If you think academia is better, you would be sadly mistaken. For example, I allowed ISU students in a data structures course to program their assignments in the programming language of their choice, and the senior professors attacked me for not mandating the use of PL/1. I also got falsely accused of teaching COBOL (troubleshooting students didn't understand the difference with pseudocode) At UWM, I got attacked by the administration for using a textbook using COBOL-85 compliant compiler (the 85 standard included support for structured programming constructs); the business school had licensed Microsoft COBOL which had not, at the time, released an ANSI 85 compliant version.

I still found moments of amusement as a professor. I heard my UH students rate my exams based on how many beers it took to forget them. Then there was the student who compared taking my exams to having a lobotomy.

I remember during my doctoral residency period I got called into the department chair's office over some petty thing I can't remember. What I do remember was how he ended the conversation: "By the way, don't think that you're fooling anyone by sending in students on your behalf. I'm onto you." Let me be clear: I've never asked a student in my life to do or say anything in my behalf. What I can tell you is my student white knights operated without my knowledge or consent, probably countering what other students were doing or say they knew to be unfair. It was a complete surprise to me. I was like--I have a white knight? I wonder who it is.

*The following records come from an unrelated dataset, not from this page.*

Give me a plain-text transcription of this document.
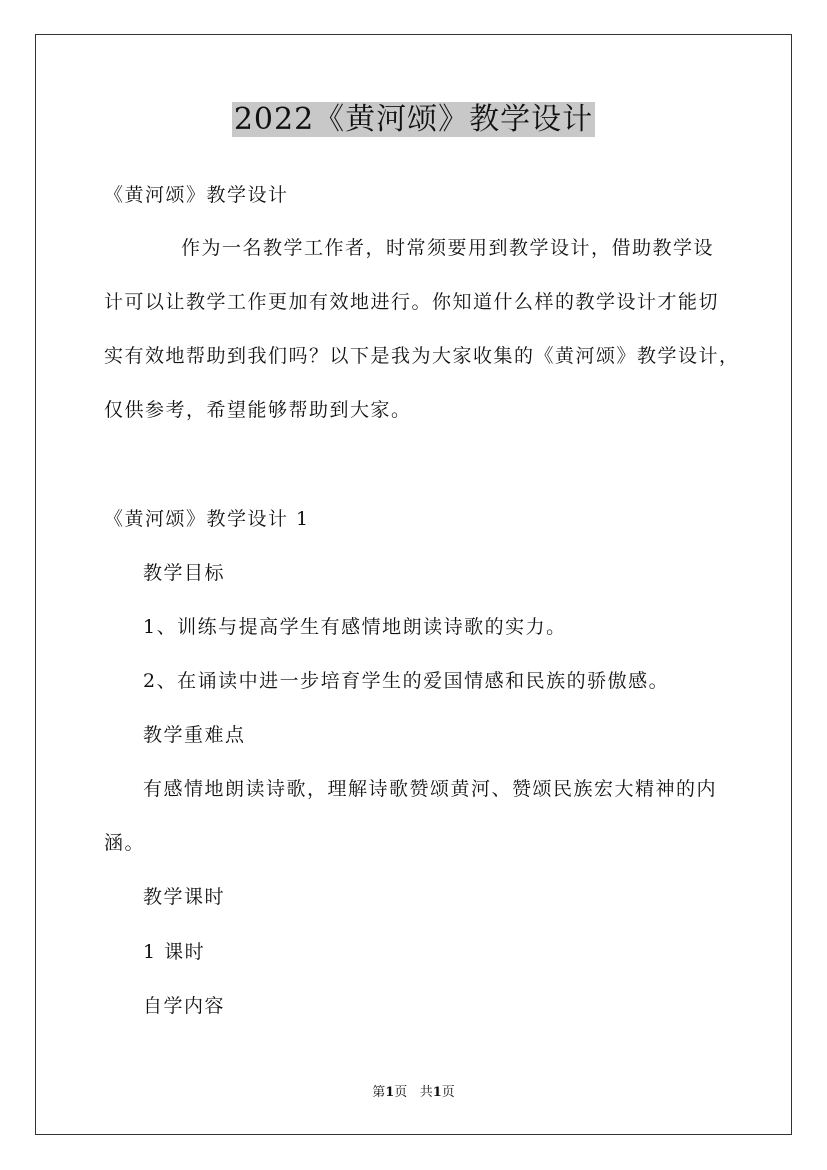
2022《黄河颂》教学设计
《黄河颂》教学设计
作为一名教学工作者，时常须要用到教学设计，借助教学设
计可以让教学工作更加有效地进行。你知道什么样的教学设计才能切
实有效地帮助到我们吗？以下是我为大家收集的《黄河颂》教学设计，
仅供参考，希望能够帮助到大家。
《黄河颂》教学设计 1
教学目标
1、训练与提高学生有感情地朗读诗歌的实力。
2、在诵读中进一步培育学生的爱国情感和民族的骄傲感。
教学重难点
有感情地朗读诗歌，理解诗歌赞颂黄河、赞颂民族宏大精神的内
涵。
教学课时
1 课时
自学内容
第1页 共1页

There are moments that stand out. I was tech lead on a City of Oakland project for Oracle Consulting back in 1998. I was being transitioned off the project after 6 months, probably a cost-cutting move commuting from Chicago. I had a good relationship with the IT manager and city DBA. The manager called his staff and me into a meeting on my last day, where he said a lot of nice things about what I had done for the City. He added, "You know, of all the Oracle Consultants we've had on the project, you're the only one we've felt we've gotten our money's worth."  I'm not sure whether it was a fair thing to say about my team members, but it was gratifying to hear the City respected my efforts on their behalf.

My last assignment was with the State of Oklahoma, and it wasn't promising. The clients had 3 senior consultant predecessors walked off on the first 2-3 weeks of the engagement. So not only didn't I know what I was walking into, but I knew we were behind schedule. Oracle was close to losing the project. Long story short: I turned the project around, and I was nominated for and won an Oracle Nifty Fifty Award. It was just $50, but from an organizational perspective it was a big deal.

So what led to my more recent award? I was simply doing due diligence for an affiliated contractor developer's request, and he told my boss how I had responded super-fast, accurately to his requests, I was a great asset to my company, etc. Great guy, a white knight. I never asked him to do that, but I appreciate it. My boss forwarded a copy to me; it made my day. Being a great DBA is something a lot of people don't notice; they are only aware when things go wrong. So I didn't know I would get an achievement award last week, but I thought there was a good possibility.

A developer colleague who serves as my backup sniffed at me after the meeting. "You know, I got an award 2 months ago." It's not like I was bragging about it or even raising the topic in conversation. Come on, Dude, don't rain on my parade. Let me savor the moment.